We are confident that continued efforts to improve internal investment and regulatory climate are likely to positively influence trade relations between the two countries. Moreover, as already mentioned, the TTIP will contribute to increasing trade between the EU member states and the U.S. and if adopted in due time, the first results should be visible beginning with 2017.


Although, your mandate as President of AmCham has recently begun, respectively this March, you earned 18 years of business and management advisory experience with KPMG in Romania and CEE. So you know very well the domestic business environment. Have you noticed any changes in all these years? In your opinion, what local authorities should make to open more its doors to foreign investors?

The global economic outlook is certainly challenging for all countries, including Romania. In such a context, policy makers need to better explore new growth paths and conduct consistent, systemic reform processes to unlock new opportunities for economic development that can maintain the optimistic perspectives on Romania.

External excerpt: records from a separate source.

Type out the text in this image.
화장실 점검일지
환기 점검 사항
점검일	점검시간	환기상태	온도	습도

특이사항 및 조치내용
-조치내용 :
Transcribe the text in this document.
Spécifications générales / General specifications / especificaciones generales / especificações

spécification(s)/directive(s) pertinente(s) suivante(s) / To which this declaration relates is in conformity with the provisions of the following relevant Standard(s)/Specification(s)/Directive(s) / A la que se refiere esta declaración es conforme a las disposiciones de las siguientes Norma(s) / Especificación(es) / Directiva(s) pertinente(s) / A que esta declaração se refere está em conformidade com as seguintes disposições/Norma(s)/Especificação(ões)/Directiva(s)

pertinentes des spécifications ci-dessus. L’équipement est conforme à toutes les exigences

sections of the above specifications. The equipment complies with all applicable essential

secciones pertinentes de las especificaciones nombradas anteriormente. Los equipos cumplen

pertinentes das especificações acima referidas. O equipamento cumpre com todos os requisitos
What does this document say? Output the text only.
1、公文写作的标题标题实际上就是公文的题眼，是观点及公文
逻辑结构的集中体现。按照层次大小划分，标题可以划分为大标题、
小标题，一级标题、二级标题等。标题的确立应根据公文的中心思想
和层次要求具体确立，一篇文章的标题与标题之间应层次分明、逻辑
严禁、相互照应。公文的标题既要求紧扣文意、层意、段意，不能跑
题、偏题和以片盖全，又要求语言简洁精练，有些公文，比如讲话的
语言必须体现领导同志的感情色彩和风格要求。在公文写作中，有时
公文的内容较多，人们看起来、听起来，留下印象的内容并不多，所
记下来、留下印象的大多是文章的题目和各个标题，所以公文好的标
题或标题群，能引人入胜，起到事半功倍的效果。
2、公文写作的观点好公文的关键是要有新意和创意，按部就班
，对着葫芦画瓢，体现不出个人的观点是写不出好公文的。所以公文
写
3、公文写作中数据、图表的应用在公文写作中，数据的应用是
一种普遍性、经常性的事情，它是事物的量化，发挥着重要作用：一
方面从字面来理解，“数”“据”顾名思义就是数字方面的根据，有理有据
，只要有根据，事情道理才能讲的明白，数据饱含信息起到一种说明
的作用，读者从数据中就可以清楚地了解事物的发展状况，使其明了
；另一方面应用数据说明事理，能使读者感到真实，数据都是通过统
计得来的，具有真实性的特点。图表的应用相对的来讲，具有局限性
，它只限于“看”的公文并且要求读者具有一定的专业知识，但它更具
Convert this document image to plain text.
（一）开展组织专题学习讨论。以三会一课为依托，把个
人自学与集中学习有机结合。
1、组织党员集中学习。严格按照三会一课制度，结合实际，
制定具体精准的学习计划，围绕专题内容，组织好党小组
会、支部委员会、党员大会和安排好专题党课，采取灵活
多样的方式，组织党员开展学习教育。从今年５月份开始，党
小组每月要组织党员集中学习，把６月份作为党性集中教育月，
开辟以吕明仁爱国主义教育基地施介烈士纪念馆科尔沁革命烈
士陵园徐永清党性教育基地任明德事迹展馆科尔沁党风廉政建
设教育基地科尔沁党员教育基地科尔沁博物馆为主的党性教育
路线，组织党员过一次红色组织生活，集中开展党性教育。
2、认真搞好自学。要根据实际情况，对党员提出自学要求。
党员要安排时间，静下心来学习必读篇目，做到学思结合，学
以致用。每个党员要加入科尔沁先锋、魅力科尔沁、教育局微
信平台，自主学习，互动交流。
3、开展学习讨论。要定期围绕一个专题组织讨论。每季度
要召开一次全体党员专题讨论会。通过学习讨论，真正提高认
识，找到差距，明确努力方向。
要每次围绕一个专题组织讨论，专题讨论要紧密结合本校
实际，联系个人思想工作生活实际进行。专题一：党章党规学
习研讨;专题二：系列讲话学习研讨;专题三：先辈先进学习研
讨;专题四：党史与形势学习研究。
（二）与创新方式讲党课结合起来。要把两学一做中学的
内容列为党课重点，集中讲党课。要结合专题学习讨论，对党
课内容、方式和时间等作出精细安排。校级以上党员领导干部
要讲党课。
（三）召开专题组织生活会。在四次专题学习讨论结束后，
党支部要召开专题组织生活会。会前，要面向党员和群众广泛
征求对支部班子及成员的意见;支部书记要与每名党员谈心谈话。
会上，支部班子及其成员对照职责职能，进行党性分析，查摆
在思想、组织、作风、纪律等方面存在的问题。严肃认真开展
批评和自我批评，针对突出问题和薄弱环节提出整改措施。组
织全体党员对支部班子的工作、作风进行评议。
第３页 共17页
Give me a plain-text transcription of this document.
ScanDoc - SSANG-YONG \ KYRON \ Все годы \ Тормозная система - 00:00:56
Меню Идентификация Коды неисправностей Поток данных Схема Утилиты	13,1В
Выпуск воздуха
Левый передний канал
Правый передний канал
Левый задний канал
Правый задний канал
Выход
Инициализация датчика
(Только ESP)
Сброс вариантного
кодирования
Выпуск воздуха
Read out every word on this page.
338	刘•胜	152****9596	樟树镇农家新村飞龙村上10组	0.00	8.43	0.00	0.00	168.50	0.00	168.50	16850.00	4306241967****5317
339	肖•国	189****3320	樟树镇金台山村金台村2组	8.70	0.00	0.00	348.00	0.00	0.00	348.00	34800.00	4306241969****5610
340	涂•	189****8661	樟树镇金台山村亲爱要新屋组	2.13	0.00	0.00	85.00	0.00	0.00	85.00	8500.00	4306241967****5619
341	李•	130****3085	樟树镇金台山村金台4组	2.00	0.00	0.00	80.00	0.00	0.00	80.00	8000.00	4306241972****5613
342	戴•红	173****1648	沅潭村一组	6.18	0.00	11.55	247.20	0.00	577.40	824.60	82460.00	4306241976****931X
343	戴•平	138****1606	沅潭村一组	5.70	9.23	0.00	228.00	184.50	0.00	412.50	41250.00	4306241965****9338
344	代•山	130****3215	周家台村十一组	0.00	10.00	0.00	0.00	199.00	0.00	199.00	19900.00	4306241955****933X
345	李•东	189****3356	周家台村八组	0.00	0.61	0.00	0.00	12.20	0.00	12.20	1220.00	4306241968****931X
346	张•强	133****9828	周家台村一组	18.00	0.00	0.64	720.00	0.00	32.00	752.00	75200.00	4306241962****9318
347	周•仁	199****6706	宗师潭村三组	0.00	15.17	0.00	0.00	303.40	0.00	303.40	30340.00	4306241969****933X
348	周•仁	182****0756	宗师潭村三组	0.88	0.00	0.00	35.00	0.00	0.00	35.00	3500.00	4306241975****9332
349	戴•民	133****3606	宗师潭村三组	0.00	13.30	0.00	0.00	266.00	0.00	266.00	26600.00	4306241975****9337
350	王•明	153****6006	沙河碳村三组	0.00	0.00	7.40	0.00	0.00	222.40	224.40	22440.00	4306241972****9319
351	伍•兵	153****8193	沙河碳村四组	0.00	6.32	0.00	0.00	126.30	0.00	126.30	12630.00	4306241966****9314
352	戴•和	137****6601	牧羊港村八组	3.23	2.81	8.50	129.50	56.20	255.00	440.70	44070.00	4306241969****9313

The first quarter of 2015 revealed positive FDI inflows which is a good signal for the market but which needs to be coupled with increased investments from other sources such as the EU financing, capital markets, public funding, all directed to strategic sectors for visible results on the short to medium term.

We believe that a predictable, level playing field and stable business, political and legislative environment is key to the progress of Romania. I mention the importance of the Good Governance Measures Action Plans 1 and 2 adopted by the Romanian Government in 2014 and 2015 which are expected to have a positive impact once fully implemented.

I strongly believe and AmCham’s view is that Romania needs a long-term strategic country project focused on competitiveness and value differentiators. We promote this concept and invite stakeholders to align and contribute to such essential exercise.